The country's best young player, Anthony Kim, 25, returns from three months of inaction after a thumb surgery and will be paired with Oosthuizen for the first two rounds. Kim said Tuesday he'd never heard of Oosthuizen when he turned on the TV to catch some of the British Open last month. Kim also joked about the flurry of 59s and 60s that were shot in his absence, especially in the last month.

"I guess everyone has gotten a lot better since I've been away," he said.

Stewart Cink has played in the last three Ryder Cups but is languishing at 13th in the U.S. standings. He's won at Firestone (2004) and finished second to Woods in a rousing sudden-death playoff ('06). Cink needs to mobilize now.

So does his ski buddy Zach Johnson, who has finished in the top 16 four times in six starts at Firestone. Johnson is 20th in Ryder points and will need to show something in the next month to justify a captain's pick.

Then there's Mickelson, who has all but disappeared since winning the Masters, and Woods, who hasn't played like the No. 1 player since winning the Australian Masters in mid-November, right before his world imploded.

Among the majors, only next week's PGA Championship remains, and if Woods doesn't win that one, he'll have gone two-plus years without a victory in the big four. Whistling Straits is not his favorite track; he tied for 24th there at the '04 PGA.

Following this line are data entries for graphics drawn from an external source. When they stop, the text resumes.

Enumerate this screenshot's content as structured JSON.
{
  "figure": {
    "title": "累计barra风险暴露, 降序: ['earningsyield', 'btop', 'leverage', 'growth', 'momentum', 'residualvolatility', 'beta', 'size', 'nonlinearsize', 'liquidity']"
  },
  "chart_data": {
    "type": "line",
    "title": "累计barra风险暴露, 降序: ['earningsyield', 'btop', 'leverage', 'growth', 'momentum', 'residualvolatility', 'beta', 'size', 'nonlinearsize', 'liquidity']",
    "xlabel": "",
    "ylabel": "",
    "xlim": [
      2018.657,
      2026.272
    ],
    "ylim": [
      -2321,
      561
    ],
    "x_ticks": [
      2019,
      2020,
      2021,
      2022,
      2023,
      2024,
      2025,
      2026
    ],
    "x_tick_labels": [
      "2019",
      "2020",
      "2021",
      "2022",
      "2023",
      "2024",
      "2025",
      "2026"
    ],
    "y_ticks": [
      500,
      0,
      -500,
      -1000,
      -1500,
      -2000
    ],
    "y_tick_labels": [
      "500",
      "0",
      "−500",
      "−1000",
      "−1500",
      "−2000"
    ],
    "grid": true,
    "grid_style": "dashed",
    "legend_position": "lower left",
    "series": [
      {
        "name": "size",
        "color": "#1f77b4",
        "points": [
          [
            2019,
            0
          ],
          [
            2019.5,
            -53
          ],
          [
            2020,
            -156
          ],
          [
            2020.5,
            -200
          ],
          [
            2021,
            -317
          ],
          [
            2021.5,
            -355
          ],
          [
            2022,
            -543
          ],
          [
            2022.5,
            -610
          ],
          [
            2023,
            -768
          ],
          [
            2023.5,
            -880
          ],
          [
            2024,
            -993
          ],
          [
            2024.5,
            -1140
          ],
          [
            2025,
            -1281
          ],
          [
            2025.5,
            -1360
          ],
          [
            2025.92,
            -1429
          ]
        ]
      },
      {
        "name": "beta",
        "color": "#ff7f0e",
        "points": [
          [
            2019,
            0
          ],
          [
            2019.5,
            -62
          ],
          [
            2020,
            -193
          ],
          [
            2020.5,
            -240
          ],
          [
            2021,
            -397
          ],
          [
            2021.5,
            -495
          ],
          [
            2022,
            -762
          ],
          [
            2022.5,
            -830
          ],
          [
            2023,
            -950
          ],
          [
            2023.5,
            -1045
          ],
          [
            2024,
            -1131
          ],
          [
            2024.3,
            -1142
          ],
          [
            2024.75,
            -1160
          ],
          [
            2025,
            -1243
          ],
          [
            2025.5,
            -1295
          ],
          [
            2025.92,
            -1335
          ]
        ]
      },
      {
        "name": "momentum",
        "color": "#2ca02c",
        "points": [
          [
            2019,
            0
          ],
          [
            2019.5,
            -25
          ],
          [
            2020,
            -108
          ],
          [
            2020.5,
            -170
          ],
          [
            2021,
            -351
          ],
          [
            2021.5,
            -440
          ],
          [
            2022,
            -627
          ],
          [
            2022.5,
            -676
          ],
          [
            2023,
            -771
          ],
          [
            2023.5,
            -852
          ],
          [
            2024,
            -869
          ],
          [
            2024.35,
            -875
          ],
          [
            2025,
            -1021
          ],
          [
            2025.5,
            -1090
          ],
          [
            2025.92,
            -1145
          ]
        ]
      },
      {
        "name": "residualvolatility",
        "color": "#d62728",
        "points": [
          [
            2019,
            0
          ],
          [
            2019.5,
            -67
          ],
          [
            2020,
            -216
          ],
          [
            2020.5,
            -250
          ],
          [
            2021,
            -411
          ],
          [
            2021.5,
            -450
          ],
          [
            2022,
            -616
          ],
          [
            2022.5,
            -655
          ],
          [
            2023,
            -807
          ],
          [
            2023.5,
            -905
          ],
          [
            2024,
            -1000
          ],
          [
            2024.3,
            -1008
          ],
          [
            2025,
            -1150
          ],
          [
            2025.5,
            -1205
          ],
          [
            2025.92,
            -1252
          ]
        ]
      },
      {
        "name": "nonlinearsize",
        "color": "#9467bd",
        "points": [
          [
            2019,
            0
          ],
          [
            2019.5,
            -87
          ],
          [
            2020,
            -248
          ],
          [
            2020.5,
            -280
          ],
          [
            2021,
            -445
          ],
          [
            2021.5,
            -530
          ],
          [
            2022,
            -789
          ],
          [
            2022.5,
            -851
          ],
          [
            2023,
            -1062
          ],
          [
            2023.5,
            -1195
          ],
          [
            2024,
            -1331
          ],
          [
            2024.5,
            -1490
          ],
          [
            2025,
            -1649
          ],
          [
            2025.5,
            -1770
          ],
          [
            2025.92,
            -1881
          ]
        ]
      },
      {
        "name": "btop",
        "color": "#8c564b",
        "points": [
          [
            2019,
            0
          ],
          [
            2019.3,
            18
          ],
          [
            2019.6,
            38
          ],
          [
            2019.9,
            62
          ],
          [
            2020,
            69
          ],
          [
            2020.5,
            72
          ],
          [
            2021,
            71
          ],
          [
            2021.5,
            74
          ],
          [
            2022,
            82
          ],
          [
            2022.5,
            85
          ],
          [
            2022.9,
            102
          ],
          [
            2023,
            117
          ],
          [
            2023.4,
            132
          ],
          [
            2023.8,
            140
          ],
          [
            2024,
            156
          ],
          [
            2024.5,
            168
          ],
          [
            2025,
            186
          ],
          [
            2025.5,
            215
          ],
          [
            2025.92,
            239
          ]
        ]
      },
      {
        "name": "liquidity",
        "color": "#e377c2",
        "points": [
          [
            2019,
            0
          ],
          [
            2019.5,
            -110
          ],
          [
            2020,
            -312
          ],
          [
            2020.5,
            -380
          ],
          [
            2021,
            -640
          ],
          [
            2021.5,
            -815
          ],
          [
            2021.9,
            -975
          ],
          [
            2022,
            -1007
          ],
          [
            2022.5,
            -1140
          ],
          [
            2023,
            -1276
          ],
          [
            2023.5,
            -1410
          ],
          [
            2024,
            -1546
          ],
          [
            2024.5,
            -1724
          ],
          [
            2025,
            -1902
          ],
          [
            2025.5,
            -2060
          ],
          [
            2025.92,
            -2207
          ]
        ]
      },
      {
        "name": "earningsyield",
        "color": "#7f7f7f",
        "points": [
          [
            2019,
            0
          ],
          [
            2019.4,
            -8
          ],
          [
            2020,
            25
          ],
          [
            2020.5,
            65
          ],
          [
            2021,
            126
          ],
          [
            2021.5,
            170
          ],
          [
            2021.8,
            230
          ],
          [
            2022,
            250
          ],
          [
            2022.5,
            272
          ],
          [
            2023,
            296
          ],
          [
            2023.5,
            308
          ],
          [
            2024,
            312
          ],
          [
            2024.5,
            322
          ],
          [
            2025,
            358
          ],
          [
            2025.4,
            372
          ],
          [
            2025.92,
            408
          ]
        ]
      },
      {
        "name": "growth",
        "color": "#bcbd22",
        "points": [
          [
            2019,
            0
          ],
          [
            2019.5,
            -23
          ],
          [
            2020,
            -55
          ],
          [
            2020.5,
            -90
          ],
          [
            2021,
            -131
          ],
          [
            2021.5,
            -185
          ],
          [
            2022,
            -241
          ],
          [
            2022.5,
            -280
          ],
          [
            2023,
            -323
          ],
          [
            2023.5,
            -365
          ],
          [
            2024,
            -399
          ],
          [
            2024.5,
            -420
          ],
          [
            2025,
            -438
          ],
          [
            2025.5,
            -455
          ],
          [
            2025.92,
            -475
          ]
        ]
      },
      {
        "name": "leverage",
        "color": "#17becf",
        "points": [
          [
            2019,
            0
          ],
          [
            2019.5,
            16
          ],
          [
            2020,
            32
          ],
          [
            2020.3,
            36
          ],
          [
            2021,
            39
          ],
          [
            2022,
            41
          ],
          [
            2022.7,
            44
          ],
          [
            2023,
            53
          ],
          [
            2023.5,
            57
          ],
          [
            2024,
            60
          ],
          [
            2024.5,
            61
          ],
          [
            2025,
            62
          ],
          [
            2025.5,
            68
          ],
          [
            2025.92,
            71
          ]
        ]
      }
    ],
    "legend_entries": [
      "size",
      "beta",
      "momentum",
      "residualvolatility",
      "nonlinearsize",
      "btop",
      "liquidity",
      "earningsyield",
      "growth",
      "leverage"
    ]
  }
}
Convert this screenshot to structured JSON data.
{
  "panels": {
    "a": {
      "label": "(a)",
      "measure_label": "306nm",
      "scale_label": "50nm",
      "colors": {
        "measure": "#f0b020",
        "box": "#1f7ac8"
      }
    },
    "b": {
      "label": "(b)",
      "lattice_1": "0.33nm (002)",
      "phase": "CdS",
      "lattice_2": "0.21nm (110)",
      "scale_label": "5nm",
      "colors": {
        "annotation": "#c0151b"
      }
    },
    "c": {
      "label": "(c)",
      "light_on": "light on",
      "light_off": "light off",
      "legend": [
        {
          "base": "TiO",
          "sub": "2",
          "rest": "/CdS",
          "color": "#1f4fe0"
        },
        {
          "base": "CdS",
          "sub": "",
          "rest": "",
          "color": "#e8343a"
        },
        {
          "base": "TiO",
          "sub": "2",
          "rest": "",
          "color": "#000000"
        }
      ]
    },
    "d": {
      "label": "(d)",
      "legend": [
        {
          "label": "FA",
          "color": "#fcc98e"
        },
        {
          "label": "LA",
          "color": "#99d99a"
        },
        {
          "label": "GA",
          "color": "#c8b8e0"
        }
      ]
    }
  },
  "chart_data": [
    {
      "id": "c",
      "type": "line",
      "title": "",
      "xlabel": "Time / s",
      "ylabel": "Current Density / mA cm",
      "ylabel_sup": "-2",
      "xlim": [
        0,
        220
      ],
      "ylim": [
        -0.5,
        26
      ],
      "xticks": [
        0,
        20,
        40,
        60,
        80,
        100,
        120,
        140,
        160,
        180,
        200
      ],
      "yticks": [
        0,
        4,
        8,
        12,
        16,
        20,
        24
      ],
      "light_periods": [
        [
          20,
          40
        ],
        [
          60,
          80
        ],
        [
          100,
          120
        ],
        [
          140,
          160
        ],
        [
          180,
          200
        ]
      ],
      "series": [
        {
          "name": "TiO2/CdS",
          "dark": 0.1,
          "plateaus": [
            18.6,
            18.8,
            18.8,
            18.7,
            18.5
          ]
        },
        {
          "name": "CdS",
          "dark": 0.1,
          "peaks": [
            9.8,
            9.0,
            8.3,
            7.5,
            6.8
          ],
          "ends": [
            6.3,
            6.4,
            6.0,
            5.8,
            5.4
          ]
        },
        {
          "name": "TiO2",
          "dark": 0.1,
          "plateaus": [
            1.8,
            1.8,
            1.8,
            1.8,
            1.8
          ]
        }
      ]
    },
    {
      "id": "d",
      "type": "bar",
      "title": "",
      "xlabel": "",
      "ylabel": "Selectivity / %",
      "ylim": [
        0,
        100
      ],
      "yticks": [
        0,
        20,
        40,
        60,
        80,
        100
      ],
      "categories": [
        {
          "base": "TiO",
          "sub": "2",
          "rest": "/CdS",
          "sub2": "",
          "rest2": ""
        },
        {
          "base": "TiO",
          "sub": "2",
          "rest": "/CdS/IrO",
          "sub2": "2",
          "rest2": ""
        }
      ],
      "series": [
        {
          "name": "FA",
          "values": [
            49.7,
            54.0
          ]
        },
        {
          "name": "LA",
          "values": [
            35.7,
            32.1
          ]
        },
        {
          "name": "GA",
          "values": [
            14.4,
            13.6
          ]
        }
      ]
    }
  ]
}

If he's going to make 2010 a year to remember for even one good thing, this is Tiger's time, this is his week. As they say in Akron, this is where the rubber meets the road.

• Charles Howell III and South Africans Brendon de Jonge (third at Greenbrier) and Rory Sabbatini headline the Tour's Turning Stone Resort Championship in Verona, N.Y., for those who didn't get into the Bridgestone.

• Minnesotan Tom Lehman will be the people's choice at the Champions Tour's 3M Championship at TPC Twin Cities in Blaine, Minn. But Bernhard Langer, who won the senior British and U.S. Opens in consecutive weeks and is the defending 3M champion, will be the heavy favorite.

Admission for the week will be free for all fans for the second straight year.

• The Nationwide tour's Preferred Health Systems Wichita Open at Crestview C.C., in Wichita, Kan., has featured among its prominent winners Lehman (1990), David Duval ('93) and David Toms ('96).